Since the late 1960s, numerous studies and doctoral dissertations have focused on the role of ancient Egyptian women in their society, with books dealing with women in ancient Egypt appearing on an almost annual basis since the early 1990s.

With their ability to work outside the home, inherit and dispose of property, initiate divorce, testify in court, and serve on a local town council, women in ancient Egypt exercised more legal rights and economic independence than their counterparts throughout antiquity. Yet we still encounter statements in current scholarship that misrepresent ancient Egyptian women by undermining their role(s) in their society and particularly their ability to act independently.

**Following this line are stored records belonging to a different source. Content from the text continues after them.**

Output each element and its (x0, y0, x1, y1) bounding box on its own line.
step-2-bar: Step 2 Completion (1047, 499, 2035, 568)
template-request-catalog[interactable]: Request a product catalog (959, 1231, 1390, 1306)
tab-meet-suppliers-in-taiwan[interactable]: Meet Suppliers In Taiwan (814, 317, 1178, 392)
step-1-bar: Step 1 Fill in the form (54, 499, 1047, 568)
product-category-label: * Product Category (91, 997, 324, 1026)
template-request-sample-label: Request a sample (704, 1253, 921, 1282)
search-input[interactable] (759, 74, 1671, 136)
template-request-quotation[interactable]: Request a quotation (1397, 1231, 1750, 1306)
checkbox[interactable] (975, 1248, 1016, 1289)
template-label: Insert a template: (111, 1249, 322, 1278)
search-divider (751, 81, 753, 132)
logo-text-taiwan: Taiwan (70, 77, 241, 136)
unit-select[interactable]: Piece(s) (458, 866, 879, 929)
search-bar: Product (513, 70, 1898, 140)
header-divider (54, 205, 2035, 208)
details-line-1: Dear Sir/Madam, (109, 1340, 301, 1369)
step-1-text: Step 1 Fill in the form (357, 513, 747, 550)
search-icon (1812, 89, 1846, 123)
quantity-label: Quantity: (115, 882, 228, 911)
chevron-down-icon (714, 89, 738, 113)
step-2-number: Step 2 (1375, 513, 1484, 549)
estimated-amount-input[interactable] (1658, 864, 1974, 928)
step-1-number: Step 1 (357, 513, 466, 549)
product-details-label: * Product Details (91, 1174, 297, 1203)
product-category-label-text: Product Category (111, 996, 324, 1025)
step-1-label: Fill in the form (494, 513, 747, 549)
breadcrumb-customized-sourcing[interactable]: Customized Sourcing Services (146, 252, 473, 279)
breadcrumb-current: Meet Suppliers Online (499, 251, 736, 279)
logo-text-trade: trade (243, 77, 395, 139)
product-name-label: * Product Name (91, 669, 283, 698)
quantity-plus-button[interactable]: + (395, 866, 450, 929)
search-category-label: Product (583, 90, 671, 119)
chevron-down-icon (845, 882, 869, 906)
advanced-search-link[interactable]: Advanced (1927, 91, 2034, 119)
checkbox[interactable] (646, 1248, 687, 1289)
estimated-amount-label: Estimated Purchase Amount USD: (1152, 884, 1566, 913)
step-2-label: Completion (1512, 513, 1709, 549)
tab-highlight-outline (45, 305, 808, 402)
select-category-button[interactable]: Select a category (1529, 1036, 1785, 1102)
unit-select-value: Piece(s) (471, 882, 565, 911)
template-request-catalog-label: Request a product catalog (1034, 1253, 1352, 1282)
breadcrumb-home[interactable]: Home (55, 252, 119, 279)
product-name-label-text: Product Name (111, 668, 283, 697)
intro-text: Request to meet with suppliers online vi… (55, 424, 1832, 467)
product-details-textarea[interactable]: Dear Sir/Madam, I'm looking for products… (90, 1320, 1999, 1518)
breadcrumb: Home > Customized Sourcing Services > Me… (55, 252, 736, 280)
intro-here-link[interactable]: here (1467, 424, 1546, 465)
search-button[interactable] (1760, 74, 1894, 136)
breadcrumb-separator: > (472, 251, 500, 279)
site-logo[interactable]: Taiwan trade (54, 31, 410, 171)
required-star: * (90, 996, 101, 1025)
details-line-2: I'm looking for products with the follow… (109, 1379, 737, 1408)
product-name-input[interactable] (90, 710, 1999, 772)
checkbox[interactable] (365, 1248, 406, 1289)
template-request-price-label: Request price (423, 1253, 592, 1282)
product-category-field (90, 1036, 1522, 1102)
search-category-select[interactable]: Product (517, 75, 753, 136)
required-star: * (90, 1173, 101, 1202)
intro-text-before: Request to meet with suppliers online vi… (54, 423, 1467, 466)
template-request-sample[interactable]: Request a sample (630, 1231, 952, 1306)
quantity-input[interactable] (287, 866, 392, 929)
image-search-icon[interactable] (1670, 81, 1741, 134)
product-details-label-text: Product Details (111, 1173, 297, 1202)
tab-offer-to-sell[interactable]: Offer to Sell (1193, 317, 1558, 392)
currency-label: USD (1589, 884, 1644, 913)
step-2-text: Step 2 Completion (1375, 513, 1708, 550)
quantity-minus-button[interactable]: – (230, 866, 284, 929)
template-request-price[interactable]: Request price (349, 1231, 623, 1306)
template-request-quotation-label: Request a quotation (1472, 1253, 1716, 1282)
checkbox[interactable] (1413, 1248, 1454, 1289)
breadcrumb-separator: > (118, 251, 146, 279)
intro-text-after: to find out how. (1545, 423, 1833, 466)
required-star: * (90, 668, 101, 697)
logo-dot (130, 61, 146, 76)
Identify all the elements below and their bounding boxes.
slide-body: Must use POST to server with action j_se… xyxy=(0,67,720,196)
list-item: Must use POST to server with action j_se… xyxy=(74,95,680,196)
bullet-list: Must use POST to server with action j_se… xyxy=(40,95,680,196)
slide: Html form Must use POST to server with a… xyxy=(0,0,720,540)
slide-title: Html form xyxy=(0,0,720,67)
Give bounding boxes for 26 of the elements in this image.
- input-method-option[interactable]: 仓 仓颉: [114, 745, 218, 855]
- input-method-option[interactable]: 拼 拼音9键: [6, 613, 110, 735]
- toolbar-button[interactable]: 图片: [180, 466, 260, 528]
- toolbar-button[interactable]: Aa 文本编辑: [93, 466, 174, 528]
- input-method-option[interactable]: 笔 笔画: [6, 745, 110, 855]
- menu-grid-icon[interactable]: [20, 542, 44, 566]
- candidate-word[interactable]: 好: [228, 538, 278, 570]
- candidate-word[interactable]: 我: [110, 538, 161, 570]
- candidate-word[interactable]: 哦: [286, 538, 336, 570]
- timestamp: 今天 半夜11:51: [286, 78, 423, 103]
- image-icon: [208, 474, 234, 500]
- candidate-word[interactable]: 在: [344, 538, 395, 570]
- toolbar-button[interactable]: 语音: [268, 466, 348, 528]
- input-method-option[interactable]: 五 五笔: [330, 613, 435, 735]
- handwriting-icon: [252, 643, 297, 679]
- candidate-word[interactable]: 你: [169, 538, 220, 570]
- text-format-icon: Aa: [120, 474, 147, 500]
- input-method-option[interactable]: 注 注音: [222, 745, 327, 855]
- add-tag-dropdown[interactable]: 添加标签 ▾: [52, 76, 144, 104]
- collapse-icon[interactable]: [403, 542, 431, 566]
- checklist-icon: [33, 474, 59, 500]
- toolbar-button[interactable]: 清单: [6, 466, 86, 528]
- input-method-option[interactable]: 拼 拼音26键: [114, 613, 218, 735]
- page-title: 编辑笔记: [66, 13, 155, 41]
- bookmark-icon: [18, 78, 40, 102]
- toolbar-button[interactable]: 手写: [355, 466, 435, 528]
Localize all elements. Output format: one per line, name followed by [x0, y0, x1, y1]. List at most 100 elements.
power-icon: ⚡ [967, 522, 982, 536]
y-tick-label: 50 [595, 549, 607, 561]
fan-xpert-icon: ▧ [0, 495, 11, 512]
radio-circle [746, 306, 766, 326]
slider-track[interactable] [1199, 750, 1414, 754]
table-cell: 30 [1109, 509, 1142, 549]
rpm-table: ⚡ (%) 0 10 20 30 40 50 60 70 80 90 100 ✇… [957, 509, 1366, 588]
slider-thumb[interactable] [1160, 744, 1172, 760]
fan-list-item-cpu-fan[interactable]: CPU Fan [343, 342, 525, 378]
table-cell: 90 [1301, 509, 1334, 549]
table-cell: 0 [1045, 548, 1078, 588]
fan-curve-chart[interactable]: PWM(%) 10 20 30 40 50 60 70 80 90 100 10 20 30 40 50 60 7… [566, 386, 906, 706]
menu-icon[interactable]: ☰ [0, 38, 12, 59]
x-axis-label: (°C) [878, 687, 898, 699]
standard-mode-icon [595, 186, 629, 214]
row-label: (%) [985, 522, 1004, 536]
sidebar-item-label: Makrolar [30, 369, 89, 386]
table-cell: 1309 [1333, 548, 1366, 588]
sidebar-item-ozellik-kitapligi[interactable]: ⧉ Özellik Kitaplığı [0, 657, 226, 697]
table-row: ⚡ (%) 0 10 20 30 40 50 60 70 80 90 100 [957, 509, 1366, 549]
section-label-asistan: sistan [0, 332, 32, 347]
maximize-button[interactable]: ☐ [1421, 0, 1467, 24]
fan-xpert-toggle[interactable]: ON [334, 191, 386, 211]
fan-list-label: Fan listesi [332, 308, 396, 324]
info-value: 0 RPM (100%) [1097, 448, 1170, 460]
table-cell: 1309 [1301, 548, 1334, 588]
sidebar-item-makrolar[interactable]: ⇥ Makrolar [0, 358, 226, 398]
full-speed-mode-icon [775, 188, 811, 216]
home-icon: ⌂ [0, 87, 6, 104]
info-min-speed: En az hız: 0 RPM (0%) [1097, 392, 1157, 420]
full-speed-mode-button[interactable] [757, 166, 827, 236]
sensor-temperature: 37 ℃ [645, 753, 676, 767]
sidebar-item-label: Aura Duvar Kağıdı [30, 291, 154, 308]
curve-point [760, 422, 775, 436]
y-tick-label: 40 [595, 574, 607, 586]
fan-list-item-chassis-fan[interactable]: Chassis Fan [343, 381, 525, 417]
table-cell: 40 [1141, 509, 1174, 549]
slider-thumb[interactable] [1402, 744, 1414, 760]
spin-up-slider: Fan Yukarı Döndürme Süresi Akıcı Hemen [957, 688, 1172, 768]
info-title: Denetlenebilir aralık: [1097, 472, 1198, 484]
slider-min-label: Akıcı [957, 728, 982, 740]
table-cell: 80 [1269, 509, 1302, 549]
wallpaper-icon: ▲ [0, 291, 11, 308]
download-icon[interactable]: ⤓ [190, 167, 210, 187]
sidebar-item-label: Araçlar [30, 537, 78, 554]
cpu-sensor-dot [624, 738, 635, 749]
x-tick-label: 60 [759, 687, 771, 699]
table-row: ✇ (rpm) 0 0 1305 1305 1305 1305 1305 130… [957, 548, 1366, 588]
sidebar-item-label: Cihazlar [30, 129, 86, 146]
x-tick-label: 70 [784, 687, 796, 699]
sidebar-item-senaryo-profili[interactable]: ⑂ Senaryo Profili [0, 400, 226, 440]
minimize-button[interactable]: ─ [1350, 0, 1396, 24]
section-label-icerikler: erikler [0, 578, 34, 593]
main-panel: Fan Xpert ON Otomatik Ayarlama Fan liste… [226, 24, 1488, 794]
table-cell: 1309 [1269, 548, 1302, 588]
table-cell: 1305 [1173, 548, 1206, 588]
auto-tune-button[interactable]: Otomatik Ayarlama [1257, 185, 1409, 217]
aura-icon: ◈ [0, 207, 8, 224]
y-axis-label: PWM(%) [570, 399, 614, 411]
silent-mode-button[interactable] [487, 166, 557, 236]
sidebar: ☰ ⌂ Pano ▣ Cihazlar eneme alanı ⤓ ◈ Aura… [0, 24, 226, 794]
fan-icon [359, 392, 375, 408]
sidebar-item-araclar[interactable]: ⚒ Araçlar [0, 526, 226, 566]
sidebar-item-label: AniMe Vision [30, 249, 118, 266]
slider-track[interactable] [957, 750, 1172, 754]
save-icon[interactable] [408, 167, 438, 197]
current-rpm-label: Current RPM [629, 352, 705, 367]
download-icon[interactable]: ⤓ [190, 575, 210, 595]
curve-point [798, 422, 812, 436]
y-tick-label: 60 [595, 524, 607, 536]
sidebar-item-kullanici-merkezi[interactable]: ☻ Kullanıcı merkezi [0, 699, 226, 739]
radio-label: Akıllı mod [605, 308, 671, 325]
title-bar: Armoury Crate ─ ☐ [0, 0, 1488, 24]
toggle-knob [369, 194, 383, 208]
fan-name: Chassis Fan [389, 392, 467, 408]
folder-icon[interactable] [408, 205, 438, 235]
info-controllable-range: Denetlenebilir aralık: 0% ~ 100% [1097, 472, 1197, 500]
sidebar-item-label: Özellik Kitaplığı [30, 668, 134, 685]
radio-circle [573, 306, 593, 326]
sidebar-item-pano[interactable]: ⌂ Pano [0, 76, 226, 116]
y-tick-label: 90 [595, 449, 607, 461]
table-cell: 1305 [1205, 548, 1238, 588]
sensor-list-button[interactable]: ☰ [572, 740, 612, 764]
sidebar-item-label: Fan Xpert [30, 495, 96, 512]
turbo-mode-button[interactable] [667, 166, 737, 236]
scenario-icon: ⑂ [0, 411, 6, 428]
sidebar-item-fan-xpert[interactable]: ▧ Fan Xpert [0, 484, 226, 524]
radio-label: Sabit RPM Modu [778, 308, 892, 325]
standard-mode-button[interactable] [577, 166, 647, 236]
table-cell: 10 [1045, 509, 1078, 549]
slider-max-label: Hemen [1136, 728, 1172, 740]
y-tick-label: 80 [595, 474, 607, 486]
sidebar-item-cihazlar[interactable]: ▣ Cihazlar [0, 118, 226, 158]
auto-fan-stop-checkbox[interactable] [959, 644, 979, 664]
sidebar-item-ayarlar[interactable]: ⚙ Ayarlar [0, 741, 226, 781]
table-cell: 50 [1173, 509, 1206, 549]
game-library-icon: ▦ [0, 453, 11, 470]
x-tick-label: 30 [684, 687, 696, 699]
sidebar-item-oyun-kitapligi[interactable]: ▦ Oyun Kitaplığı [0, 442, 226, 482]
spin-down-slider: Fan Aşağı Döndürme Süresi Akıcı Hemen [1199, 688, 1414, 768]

This dismissive attitude is most obvious in three areas in particular: 1) women exercising power; 2) women’s economic independence; 3) and female literacy. Such dismissive attitudes and associated labels are not grounded in evidence but reflect a modern, predominately male, scholarly bias regarding what constitutes femininity, and the accompanying notions of what women could do.

This talk suggests that a corrective, evidence-based view of ancient Egyptian women is not only needed, but also quite attainable once we start interpreting the evidence available to us in context thereby reaching an understanding of ancient Egyptian women on their own terms.

The talk will be followed by a book signing of the recently published book Women in Ancient Egypt: Revisiting Power, Agency, and Autonomy (AUC Press, 2022).

Speaker Bio

A graduate of The American University of Cairo’s Egyptology program, Dr. Ayad returned to AUC after many years of studying and working abroad, where she currently teaches Middle Egyptian grammar (Egyptian hieroglyphics), and graduate seminars on Egypt in the first millennium BC, Nubian cultures and society, and ancient Egyptian women in temple ritual. She additionally teaches an introduction to Coptic class, and has led classes focusing on ancient Egyptian literature and Late Egyptian historical texts.

Ayad serves as director of the Opening of the Mouth Epigraphic Project at the Tomb of Harwa (TT 37) in Luxor. She is also a peer reviewer for the American Journal of Archaeology, the Journal of the American Research Center in Egypt and AUC Press.

Prior to her return to Egypt, Ayad was a tenured associate professor of art history and Egyptology at the University of Memphis, in the US, where she also served as an assistant director of the Institute of Egyptian Art and Archaeology from 2003 to 2010.

Ayad obtained her BA in from the American University in Cairo, her MA in ancient near eastern civilizations, specializing in the Egyptian language and literature, with a minor in Egyptian archaeology at the University of Toronto and her PhD in Egyptology at Brown University.